Fair enough. I will give those a try. I currently only have Zigbee devices, no threads. I’ve avoided stuff like this so far because I’m not sure what will trigger the need to re-pair all my devices. A couple of them are in inconvenient locations. The advice about the firmware seems solid enough that it’s worth it even if I have to re-pair.

if you now only have two Zigbee Router devices then you are not following those best practice tips

First, let me say that’s a great guide, and I appreciate the effort that went into it. I’ve just re-read it specifically to see what it said about routers. The graphic shows a lot of routers, and in one place the text recommends a “swarm” of routers. On the other hand, it also says “Personally, I suggest buying and adding at least three such devices.” Well, 2 is not so very different from 3 :slight_smile:.

If you really need about as many router devices as battery devices (leaving aside the need due to distance or walls or interference), then maybe Zigbee is not for me.

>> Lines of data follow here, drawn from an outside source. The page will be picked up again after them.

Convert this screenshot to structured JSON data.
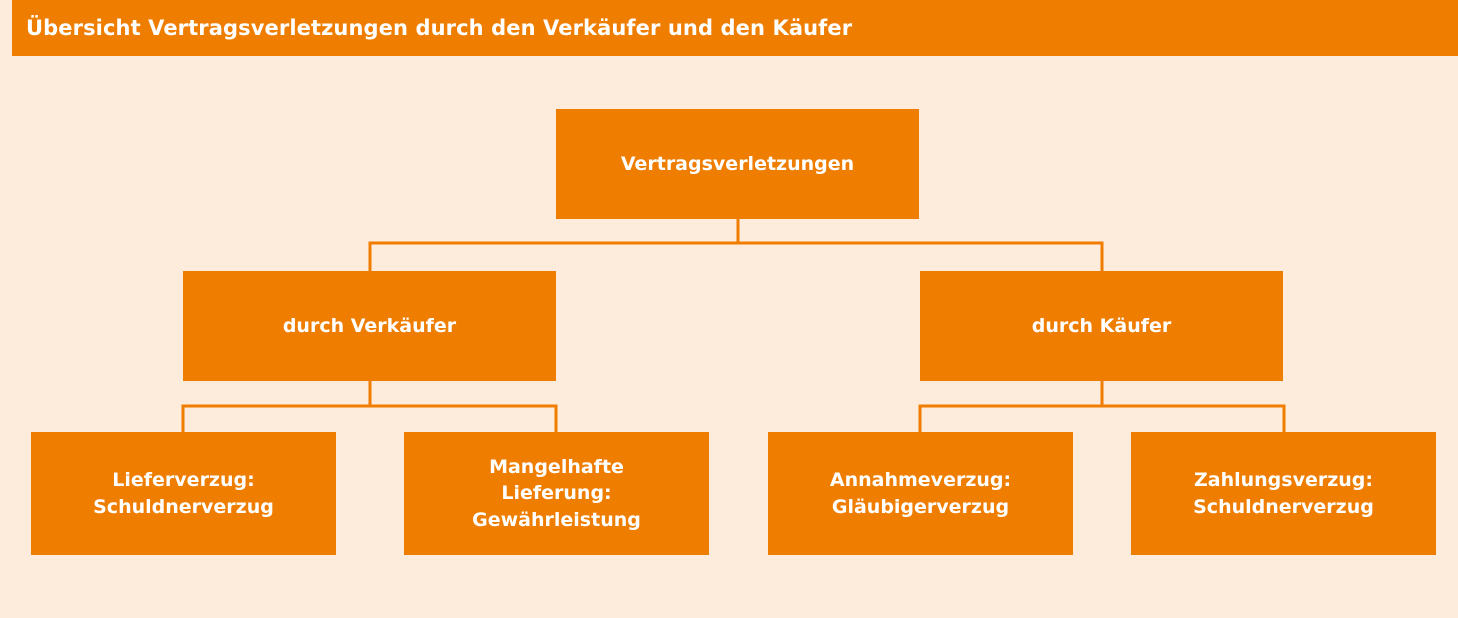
{
  "header": {
    "title": "Übersicht Vertragsverletzungen durch den Verkäufer und den Käufer"
  },
  "diagram": {
    "root": {
      "label": "Vertragsverletzungen"
    },
    "branches": [
      {
        "label": "durch Verkäufer",
        "children": [
          {
            "lines": [
              "Lieferverzug:",
              "Schuldnerverzug"
            ]
          },
          {
            "lines": [
              "Mangelhafte",
              "Lieferung:",
              "Gewährleistung"
            ]
          }
        ]
      },
      {
        "label": "durch Käufer",
        "children": [
          {
            "lines": [
              "Annahmeverzug:",
              "Gläubigerverzug"
            ]
          },
          {
            "lines": [
              "Zahlungsverzug:",
              "Schuldnerverzug"
            ]
          }
        ]
      }
    ]
  },
  "colors": {
    "accent": "#ef7d00",
    "background": "#fdebdc",
    "text_on_accent": "#ffffff"
  }
}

All of my “real” devices (mostly contact and motion sensors) are battery powered.

That energy scan is 100% weird

I wonder if SkyConnect isn’t the best coordinator to use. I got it because I figured the HA people behind it would have figured out all the best tricks and so on. Or maybe part of the firmware situation also leads to these strange energy scan results. Beats me.

Thanks again to everyone for the input. I’m off to update my firmware, etc, and will report back with the outcome.

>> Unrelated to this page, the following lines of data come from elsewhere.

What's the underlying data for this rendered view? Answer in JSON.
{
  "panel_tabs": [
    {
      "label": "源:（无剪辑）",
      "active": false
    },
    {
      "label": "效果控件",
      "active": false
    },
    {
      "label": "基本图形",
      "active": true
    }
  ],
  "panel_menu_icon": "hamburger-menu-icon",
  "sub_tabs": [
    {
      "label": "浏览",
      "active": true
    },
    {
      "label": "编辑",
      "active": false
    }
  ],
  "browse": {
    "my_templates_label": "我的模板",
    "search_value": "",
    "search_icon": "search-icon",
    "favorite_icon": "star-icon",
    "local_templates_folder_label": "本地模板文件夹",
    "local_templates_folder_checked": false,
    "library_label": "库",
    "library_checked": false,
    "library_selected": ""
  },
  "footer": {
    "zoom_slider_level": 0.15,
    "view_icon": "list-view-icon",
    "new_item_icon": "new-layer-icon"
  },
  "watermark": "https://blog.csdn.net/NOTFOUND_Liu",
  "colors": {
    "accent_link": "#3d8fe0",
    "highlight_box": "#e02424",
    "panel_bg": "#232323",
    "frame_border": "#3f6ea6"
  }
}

Ah, missed the Skyconnect part. I’d still suspect a dodgy antenna, but first I would flash it with zigbee-only firmware. That’s the only way to narrow down whether it’s a software issue or a hardware issue.

I’m back to the Zigbee firmware on the SkyConnect. Now the wait to see what happens (while hoping it doesn’t happen … how do I prove a negative again? :slight_smile:)

BTW, I went down some wrong pathways for the firmware flashing before I finally discovered the very convenient built-in described here: Home Assistant Connect ZBT-1 (Disable multiprotocol support)

1 Like

Good luck! Out of curiosity, now that you’re on zigbee-only firmware, what does the energy scan look like?